Life takes guts.

On September 21st my doctor officially diagnosed me with inflammatory bowel disease - ulcerative colitis. September 20th was my 3 month "anniversary" of the start of the disease symptoms. We've suspected UC for a few weeks now, but were unable to diagnose with the infection I had on top of it since the infection caused contradictions in the inflammation patterns. Even though it was suspected, having an official diagnosis hit me pretty hard. I got in the car and allowed myself a few minutes to grieve for the loss the "normal me", or as cliché as it sounds, the "old me". This is my new normal and I'm trying to go at it with a positive mindset, but that's easier said than done. I don't know what the future holds and that's terrifying to me ... 23% to 45% of patients with ulcerative colitis end up eventually requiring surgery. The medication options don't always work for everyone, and if they do work for a while sometimes your body stops reacting to them and they become ineffective. I was put on several different medications today (Prednisone... aka Satan's Tic-Tacs as I've seen people so lovingly call it) to start working towards remission. I've been very outspoken about my medical battles on my personal Facebook page, and I plan to continue to stay that way for a number of reasons... to inform, draw awareness... And because you never know who you're helping.

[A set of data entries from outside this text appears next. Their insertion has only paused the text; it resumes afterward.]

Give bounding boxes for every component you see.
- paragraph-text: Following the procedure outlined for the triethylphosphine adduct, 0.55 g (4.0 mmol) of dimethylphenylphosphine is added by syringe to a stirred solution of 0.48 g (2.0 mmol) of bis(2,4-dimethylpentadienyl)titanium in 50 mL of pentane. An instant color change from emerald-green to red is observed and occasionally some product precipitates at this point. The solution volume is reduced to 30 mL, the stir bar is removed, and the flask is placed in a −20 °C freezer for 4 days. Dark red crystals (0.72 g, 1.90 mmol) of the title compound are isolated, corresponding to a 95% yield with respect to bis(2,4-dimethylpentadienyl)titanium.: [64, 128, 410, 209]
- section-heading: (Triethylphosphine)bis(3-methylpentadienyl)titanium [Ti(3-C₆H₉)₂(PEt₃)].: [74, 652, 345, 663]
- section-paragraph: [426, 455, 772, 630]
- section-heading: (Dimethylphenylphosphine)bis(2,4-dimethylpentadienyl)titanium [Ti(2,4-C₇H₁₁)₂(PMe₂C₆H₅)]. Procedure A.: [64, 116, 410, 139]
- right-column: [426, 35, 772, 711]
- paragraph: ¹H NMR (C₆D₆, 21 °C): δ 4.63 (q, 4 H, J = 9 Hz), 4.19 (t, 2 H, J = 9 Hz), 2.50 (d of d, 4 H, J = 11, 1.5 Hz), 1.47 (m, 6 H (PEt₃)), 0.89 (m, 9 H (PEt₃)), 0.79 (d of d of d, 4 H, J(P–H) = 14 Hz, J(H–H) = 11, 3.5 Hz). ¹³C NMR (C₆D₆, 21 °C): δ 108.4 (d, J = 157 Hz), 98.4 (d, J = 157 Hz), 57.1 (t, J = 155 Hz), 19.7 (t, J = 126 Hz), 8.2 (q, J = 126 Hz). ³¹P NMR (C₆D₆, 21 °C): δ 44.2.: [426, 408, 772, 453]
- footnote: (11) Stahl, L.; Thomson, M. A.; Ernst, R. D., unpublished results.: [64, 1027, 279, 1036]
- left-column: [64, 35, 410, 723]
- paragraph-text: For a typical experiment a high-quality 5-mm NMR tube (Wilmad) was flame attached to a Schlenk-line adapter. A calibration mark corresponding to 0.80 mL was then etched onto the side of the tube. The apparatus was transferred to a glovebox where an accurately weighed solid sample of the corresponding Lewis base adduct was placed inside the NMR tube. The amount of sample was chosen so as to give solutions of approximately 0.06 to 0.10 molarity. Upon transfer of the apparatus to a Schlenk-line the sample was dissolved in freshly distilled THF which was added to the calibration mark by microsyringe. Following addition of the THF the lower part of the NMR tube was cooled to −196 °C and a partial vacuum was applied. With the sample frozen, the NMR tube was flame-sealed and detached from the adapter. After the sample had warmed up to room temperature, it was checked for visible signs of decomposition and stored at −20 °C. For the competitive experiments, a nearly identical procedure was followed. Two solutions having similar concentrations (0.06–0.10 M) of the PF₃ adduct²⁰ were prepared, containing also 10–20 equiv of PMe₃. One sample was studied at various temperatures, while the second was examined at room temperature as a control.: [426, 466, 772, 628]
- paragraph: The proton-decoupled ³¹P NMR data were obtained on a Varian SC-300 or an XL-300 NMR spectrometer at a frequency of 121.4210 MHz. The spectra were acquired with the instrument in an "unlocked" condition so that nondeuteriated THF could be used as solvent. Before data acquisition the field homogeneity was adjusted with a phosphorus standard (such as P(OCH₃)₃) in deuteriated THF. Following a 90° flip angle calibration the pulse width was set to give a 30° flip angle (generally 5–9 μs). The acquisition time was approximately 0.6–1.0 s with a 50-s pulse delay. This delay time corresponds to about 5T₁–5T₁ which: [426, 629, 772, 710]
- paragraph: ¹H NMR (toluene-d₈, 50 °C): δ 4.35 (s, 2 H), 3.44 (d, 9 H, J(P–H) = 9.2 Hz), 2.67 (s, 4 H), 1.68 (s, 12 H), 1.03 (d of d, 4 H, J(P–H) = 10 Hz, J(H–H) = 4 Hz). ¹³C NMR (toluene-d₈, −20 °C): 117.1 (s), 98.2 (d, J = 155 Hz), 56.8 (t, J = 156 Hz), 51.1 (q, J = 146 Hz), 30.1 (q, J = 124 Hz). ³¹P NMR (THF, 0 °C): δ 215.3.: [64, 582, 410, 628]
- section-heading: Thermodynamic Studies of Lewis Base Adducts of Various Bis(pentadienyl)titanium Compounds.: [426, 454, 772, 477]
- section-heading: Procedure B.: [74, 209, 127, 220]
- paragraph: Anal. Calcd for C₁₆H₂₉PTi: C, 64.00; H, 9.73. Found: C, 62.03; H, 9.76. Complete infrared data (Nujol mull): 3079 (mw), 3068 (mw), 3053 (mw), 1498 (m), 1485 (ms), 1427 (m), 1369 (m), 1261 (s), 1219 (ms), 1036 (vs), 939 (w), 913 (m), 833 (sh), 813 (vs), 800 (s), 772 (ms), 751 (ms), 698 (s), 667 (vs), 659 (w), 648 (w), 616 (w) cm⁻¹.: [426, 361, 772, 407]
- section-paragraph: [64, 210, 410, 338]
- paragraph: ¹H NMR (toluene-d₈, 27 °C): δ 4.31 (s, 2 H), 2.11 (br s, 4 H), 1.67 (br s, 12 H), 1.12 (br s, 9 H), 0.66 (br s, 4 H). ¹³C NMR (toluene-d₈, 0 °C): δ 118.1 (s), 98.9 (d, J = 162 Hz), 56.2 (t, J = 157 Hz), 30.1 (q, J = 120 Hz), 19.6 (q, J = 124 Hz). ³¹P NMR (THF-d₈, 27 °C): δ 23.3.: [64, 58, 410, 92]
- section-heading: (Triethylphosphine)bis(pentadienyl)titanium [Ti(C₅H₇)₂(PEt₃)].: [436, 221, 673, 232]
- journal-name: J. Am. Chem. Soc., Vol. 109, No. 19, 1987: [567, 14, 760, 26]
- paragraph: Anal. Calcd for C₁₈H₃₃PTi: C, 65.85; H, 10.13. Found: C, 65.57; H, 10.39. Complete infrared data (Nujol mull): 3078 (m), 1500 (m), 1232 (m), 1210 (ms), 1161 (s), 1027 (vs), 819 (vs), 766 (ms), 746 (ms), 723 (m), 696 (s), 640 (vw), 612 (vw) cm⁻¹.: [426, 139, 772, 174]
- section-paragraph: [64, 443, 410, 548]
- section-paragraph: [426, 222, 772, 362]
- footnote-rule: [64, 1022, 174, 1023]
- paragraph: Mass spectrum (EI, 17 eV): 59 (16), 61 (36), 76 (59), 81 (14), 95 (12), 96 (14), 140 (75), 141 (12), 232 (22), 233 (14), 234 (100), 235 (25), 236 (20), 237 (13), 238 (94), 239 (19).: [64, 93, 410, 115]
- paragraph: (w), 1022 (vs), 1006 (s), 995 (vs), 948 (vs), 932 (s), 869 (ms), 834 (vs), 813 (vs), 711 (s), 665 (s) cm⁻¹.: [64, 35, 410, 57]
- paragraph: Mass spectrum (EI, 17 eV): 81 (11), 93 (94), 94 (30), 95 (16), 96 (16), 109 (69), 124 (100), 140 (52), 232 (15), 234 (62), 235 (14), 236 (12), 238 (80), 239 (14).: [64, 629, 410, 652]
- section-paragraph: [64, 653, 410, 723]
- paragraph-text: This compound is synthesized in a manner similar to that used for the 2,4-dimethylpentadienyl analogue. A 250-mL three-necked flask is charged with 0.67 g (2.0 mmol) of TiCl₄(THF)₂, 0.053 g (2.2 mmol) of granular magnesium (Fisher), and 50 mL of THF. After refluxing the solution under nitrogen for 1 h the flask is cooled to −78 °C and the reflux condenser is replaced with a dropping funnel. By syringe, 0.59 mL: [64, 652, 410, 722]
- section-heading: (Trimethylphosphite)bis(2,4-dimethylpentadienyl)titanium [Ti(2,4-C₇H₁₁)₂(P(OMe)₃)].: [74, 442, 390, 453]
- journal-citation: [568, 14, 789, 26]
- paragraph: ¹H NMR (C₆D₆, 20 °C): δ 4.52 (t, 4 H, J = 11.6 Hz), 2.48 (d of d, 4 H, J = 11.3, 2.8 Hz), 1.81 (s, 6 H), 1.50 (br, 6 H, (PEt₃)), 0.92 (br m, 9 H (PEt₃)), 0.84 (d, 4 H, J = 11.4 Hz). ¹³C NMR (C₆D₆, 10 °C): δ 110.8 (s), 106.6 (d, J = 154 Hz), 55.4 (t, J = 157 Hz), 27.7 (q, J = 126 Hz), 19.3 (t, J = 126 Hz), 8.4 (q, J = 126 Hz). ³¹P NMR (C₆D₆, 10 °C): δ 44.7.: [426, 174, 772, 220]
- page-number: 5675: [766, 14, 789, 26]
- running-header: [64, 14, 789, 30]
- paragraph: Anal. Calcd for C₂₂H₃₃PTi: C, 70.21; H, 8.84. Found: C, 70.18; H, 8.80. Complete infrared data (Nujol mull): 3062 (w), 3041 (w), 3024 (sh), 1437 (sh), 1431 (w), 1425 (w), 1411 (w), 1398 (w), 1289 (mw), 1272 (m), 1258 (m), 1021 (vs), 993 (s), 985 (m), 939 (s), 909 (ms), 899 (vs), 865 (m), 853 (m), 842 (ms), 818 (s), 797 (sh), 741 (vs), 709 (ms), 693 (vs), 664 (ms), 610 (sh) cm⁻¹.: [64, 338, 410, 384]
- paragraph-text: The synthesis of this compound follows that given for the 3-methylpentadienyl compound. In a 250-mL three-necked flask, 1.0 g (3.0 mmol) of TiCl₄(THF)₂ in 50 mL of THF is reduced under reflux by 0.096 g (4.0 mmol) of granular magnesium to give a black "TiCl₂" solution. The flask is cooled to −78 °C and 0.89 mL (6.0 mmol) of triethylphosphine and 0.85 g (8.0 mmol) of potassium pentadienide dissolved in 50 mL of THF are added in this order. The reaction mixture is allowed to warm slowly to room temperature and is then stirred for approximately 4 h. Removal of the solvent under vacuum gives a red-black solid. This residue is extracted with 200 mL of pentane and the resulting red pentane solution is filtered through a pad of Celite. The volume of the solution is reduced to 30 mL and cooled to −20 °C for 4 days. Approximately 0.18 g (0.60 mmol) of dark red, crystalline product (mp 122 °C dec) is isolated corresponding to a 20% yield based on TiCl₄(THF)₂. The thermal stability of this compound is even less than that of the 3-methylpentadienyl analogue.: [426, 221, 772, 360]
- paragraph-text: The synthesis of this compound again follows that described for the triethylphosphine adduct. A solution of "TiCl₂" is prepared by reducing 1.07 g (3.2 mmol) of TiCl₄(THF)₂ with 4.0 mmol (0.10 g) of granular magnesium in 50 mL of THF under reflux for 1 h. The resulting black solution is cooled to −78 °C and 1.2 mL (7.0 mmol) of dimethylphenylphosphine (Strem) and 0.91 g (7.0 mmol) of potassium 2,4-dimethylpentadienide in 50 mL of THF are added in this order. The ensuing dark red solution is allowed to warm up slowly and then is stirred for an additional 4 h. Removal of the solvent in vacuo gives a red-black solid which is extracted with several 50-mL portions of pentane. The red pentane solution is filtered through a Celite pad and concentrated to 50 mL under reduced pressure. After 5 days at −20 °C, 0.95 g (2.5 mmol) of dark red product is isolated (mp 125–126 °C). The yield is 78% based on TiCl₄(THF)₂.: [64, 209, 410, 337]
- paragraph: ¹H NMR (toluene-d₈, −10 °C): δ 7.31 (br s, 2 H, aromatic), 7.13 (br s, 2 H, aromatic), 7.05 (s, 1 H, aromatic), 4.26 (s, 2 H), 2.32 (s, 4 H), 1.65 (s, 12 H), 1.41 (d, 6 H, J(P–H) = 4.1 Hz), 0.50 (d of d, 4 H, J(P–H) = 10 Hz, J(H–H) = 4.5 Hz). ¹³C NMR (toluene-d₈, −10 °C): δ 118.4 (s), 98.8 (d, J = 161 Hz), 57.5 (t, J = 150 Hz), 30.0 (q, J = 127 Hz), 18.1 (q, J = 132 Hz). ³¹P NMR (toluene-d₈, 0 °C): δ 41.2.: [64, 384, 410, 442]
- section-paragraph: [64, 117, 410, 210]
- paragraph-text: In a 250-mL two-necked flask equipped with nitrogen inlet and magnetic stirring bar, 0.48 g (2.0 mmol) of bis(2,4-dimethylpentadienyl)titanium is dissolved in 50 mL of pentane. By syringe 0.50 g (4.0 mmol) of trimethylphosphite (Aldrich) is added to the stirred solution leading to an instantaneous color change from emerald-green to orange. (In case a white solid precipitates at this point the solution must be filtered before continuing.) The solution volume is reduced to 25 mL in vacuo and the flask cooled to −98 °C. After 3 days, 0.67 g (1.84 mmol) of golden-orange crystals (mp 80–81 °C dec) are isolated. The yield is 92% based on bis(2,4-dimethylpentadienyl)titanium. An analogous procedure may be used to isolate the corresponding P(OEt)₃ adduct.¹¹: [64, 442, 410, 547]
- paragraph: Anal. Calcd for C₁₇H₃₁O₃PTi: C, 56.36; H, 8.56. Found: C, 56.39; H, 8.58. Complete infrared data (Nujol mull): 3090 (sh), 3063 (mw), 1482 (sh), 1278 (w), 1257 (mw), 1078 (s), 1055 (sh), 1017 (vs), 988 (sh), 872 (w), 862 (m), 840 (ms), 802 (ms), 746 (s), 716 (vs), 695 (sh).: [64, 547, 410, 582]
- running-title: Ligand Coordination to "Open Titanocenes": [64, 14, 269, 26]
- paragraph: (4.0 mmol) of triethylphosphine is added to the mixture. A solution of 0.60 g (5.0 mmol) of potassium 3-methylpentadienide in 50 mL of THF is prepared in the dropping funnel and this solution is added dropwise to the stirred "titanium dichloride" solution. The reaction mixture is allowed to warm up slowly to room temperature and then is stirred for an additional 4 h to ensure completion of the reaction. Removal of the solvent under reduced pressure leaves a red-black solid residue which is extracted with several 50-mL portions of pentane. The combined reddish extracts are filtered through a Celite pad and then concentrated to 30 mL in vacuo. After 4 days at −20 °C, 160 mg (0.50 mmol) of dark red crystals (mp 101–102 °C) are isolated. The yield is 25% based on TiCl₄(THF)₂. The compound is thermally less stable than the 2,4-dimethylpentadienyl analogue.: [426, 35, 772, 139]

In these last 3 months alone I've spent a total of 6 days in the hospital as an in-patient while battling this disease, as well as for the nasty bug clostridium difficile colitis that was complicating it. I've been in the ER 7 times for labs, IV fluids, abdominal pain that was so bad it was causing uncontrollable vomiting, and yes - blood loss. I've lost 30 lbs from the onset of my disease symptoms, unintentionally. I was hospitalized for being malnourished, badly anemic (due to iron deficiency and blood loss), and low hemoglobin. I've had 2 blood transfusions and 4 iron transfusions. I received 4 bags of potassium chloride through an IV, and if you don't know how bad that hurts then consider yourself lucky! You don't know searing pain until they give you potassium via IV and your arm feels like it is literally on fire. I've had 3 CT scans with contrast and countless x-rays. I went through a dreaded colonoscopy and will have another one here in the near future... And believe me, the "prep" is the worst part of it... You have to drink 64 fl oz of laxative in a short period of time, and just pray and pray that you can keep it down long enough for it to work. Yuck. I was put on a clear fluid diet for a few days to give my body a rest. I have to go monthly now to have blood work done and have my levels checked out, I also have to be very careful to not be around sick people because my immune system is suppressed because of the medication that I am on.

There is nothing appealing about my disease. It's not glamorous, it's not fun. I don't get to "rest" while I am in the hospital, it isn't a vacation or a break. My body has waged a war upon itself and it's an all out fight to get better - to get to remission. I honestly didn't realize how bad off I was until I woke up from my colonoscopy and my doctor was standing there apologizing and saying they were going to have to admit me to the hospital, he told me that somewhere along the line someone had "really dropped the ball" because of how malnourished and how low my blood levels were. I was exhausted, yes, and I knew I wasn't getting enough nutrition because I spent half of my day (15 to 20 times a day) sick in the bathroom and unable to eat.

So this is my story as of now, and I'll continue with it here as more comes of it. I have an appointment with my gastroenterologist this coming Friday (9/30) and another follow up the week after with my surgeon.